After that, the field is wide open. Great Britain's Stacey Kemp and David King, ranked 17th in the icenetwork.com world rankings, were sixth at the European Championships in 2008 but fell to 11th last season. The five-time British champions rebounded at Worlds to finish 13th, but have not reached the podium this season.
France's Adeline Canac and Maximin Coia, who are 19th in the world rankings, were ninth at last year's European Championships but were beaten at the French Nationals by Vanessa James and Yannick Bonheur, who were tenth at Europeans last season.
Italy's Nicole Della Monica and Yannick Kocon, ranked 20th in the world rankings, finished sixth last season at the European Championships, but were only 18th at the World Championships.
Ice DancingThe ice dancing competition shapes up as a real battle between three couples that have won the gold medal in previous seasons but never repeated as champions. Several others are waiting to take the podium if they falter.
Russia's Jana Khoklova and Sergei Novitski, last season's winners, are the highest ranked couple at fourth place in the icenetwork.com world rankings. After that career highlight, they dropped to sixth at the World Figure Skating Championships after winning the bronze medal in 2008. Although they placed second at the Cup of China, they failed to qualify for this season's ISU Grand Prix Final.
The 2008 European ice dancing champions, Oksana Domnina and Maxim Shabalin, are ranked sixth in the world, but Shabalin has been hampered by injuries that have required surgery on both knees. Even so, the three-time Russian national champions won the 2009 World Figure Skating Championships and placed second at this season's ISU Grand Prix Final.
The third team to win the ice dancing championship at Europeans is France's Isabelle Delobel and Olivier Schoenfelder, who are currently ranked eighth in the icenetwork.com world rankings. The 2007 European, 2008 World and 2008-09 ISU Grand Prix Final champions missed last year's Europeans and Worlds as well as this year's Grand Prix series due first to Delobel's shoulder injury and then her pregnancy.
(Editor's note: Delobel and Schoenfelder have withdrawn from the European Championships.)France's Nathalie Pechalat and Fabian Bourzat, ranked fifth in the world, narrowly missed the podium at last year's European Championships with a fourth-place finish and at Worlds, where they finished fifth.
This season, the couple won their first medal at the ISU Grand Prix Final, a bronze, after placing second at both Trophee Eric Bompard and HomeSense Skate Canada. But Bourzat has been bothered by a foot injury that kept the couple out of French Nationals.
Italy's Federica Faiella and Massimo Scali, who are ranked seventh in the world, won the silver medal at last year's European Championships and have been in the top eight for the last seven years. But they were only eighth at the World Championships after finishing fifth in 2008. This season, the couple won a bronze medal at the Cup of China but did not make the ISU Grand Prix Final.
Teammates Anna Cappellini and Luca Lanotte, ranked tenth in the world, did make their first ISU Grand Prix Final this season with silver medals at the Cup of Russia and Skate America.

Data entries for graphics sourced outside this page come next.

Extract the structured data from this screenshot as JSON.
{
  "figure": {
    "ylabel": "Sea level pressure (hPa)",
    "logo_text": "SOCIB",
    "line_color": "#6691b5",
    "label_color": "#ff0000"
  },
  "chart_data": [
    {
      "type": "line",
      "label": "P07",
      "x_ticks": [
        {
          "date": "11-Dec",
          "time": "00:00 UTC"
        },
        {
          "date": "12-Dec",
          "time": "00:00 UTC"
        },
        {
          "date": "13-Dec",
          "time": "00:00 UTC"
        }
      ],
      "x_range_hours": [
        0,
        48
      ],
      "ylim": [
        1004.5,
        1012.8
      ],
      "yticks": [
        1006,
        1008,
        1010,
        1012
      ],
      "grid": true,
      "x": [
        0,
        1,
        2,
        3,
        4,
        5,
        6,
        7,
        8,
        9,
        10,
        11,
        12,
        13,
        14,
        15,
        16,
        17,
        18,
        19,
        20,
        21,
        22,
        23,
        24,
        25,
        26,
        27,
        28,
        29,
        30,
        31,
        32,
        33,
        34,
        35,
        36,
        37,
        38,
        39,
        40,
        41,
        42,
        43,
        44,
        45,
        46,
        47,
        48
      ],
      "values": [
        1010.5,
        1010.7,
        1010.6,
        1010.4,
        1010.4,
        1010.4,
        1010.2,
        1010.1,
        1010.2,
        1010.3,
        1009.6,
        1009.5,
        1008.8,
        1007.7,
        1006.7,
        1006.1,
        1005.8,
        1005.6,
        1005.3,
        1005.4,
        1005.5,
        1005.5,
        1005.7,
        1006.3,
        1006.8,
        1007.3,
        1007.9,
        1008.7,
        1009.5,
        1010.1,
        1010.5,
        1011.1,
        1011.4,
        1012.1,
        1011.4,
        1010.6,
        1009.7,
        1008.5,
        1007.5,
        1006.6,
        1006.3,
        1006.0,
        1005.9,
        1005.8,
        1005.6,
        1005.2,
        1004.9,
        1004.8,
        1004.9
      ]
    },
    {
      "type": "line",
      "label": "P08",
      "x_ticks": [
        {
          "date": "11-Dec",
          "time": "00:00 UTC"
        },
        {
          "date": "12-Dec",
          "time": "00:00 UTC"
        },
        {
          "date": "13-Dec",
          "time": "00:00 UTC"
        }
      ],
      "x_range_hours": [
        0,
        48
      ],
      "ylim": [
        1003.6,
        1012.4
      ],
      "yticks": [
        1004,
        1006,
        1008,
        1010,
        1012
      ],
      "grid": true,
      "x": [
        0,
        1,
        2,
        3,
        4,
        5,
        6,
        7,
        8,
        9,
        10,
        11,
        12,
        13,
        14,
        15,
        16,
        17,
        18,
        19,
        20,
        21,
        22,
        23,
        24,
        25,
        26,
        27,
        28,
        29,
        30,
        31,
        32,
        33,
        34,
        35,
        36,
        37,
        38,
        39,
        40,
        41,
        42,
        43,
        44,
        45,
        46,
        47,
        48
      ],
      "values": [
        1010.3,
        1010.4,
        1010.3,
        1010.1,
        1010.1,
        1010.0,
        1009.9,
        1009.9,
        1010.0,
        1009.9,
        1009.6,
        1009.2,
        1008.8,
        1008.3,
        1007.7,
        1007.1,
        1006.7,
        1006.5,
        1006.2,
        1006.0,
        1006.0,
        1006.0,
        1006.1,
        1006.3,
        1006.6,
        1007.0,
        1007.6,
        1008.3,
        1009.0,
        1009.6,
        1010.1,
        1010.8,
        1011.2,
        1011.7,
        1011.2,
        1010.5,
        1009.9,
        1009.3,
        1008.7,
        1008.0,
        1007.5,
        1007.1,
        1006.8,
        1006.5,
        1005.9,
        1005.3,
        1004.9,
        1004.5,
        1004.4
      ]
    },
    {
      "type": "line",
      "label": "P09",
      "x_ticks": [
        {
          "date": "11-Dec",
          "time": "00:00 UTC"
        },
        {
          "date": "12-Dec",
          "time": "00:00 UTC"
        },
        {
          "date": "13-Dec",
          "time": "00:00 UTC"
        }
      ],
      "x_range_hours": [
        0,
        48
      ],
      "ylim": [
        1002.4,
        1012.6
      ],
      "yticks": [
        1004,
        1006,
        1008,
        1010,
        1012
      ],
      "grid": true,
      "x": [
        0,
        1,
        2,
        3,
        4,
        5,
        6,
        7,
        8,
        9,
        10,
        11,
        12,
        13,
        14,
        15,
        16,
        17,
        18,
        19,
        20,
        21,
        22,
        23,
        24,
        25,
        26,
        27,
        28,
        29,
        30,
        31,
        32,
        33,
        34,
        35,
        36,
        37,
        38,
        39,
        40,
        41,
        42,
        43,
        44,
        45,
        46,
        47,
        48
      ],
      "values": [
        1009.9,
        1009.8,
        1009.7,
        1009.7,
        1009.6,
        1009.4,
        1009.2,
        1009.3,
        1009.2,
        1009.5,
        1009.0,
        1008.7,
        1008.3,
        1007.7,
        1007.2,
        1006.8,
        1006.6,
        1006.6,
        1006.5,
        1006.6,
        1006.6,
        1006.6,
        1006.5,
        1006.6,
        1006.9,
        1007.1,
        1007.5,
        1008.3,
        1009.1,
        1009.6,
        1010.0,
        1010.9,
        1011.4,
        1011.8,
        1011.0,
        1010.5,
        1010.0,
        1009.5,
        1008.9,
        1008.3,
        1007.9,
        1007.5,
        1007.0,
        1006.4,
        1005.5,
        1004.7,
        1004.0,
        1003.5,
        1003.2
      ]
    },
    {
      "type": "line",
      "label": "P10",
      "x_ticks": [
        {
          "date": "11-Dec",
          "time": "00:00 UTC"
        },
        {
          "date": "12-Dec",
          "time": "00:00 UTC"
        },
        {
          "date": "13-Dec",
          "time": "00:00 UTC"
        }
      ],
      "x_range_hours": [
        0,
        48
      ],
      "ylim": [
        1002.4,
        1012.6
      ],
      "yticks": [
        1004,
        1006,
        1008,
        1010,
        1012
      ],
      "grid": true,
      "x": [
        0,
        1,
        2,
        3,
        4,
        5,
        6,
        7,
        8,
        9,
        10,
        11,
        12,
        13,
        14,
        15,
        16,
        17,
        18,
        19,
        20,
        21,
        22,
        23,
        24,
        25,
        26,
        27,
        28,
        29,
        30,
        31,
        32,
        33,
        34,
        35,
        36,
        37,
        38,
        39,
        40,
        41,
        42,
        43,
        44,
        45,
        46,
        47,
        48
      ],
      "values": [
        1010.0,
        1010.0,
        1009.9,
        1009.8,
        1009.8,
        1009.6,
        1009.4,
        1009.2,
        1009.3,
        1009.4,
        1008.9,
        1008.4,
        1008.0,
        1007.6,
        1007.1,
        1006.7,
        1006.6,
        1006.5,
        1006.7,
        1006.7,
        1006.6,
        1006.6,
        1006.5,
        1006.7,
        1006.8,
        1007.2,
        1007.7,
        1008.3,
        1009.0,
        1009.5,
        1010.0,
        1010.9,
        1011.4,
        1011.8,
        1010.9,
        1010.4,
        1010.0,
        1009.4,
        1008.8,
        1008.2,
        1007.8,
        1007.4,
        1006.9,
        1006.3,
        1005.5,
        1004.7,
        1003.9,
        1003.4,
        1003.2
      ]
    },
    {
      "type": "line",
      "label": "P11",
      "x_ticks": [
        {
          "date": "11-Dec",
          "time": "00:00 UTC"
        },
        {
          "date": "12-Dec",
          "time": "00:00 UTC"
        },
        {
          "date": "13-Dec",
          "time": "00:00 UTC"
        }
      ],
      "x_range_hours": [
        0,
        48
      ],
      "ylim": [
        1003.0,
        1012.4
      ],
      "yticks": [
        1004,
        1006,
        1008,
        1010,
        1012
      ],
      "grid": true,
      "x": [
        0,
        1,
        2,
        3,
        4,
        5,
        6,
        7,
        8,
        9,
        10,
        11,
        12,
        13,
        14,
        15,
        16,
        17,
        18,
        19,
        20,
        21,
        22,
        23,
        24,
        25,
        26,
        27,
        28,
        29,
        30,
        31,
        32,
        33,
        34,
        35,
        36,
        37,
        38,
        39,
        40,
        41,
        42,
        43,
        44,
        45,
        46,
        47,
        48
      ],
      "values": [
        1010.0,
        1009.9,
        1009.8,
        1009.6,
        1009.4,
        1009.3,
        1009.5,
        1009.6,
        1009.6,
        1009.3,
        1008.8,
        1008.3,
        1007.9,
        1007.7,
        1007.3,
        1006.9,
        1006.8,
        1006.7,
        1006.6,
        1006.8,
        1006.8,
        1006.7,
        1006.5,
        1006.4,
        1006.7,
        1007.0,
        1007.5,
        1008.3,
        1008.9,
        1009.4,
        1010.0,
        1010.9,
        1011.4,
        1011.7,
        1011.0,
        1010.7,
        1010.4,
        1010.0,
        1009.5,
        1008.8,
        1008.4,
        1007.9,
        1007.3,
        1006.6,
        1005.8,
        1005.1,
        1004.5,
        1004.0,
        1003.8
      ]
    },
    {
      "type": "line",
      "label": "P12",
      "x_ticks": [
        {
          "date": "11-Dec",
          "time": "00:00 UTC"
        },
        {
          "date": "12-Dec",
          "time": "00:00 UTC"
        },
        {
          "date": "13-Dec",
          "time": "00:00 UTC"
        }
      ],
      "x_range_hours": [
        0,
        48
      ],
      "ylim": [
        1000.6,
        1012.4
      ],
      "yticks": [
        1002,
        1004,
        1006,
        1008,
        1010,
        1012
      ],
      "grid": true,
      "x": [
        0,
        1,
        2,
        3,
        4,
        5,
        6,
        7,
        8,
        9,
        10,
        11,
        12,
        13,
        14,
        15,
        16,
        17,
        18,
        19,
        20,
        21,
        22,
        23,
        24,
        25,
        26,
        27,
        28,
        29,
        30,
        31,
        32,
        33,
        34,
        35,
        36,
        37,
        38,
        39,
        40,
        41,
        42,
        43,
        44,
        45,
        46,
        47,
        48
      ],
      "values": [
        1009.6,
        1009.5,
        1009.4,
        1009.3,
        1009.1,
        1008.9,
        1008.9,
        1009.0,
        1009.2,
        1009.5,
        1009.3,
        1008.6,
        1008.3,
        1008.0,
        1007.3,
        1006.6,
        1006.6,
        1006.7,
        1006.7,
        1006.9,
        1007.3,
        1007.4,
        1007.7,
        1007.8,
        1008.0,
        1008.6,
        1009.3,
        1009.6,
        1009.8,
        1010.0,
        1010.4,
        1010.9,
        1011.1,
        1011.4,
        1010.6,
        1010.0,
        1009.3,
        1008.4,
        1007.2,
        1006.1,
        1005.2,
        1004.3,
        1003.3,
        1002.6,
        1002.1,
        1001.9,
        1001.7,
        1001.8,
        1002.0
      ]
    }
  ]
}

They finished fifth at the Final, the same placement that they had at last year's European Championships. The couple has been tenth at Worlds the past two seasons.
British dancers Sinead and John Kerr, who are ninth in the world rankings, won the bronze medal at last year's European Championships, their sixth straight year in the top ten. They were seventh at the World Championships. The seven-time British champions had their most successful ISU Grand Prix Season this year, winning a silver medal in Japan and a bronze medal in France to reach the ISU Grand Prix Final for the first time, finishing fourth.